The letter’s guidance augments current clinical recommendations for how to manage patients if an intra-aortic balloon is damaged. It also notes that clinical care providers should maintain established patient and device management strategies regarding timing to IAB catheter removal.

Device User Actions

  • Examine inventory immediately to identify any Cardiosave Hybrid and/or Rescue IABPs.
  • If a blood back event is suspected, clinicians are to remove the Cardiosave from patient use, and report the event to appropriate biomedical engineering staff for inspection of the safety disk prior to next patient use.
  • Ensure that all Cardiosave Intra-Aortic Balloon Pump users are aware of this notice and actions to perform.
  • Distribute the above clinical guidance to users per institution policy.
  • Complete and sign the MEDICAL DEVICE CORRECTION – RESPONSE form included with the letter to acknowledge receipt of notification.

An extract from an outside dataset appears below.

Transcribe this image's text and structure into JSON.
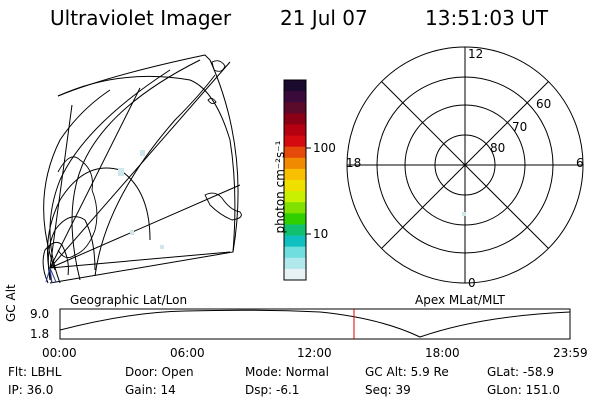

Return the completed form to Datascope/Getinge by e-mailing a scanned copy to cardiosavebloodback2022.act@getinge.com or by faxing the form to 1-877-690-5160.
  • Distributors should forward the letter to any customers who received affected products.

Contact Information

Customers with questions about this recall should contact their Datascope/Getinge representative or call Datascope/Getinge Technical Support at 1-888-943-8872, options 4, 2, 1, Monday through Friday, between the hours of 8:00 a.m. and 6:00 p.m. (Eastern Time).

Additional Resources:

How do I report a problem?

Health care professionals and consumers may report adverse reactions or quality problems they experienced using these devices to MedWatch: The FDA Safety Information and Adverse Event Reporting Program using an online form, regular mail, or FAX.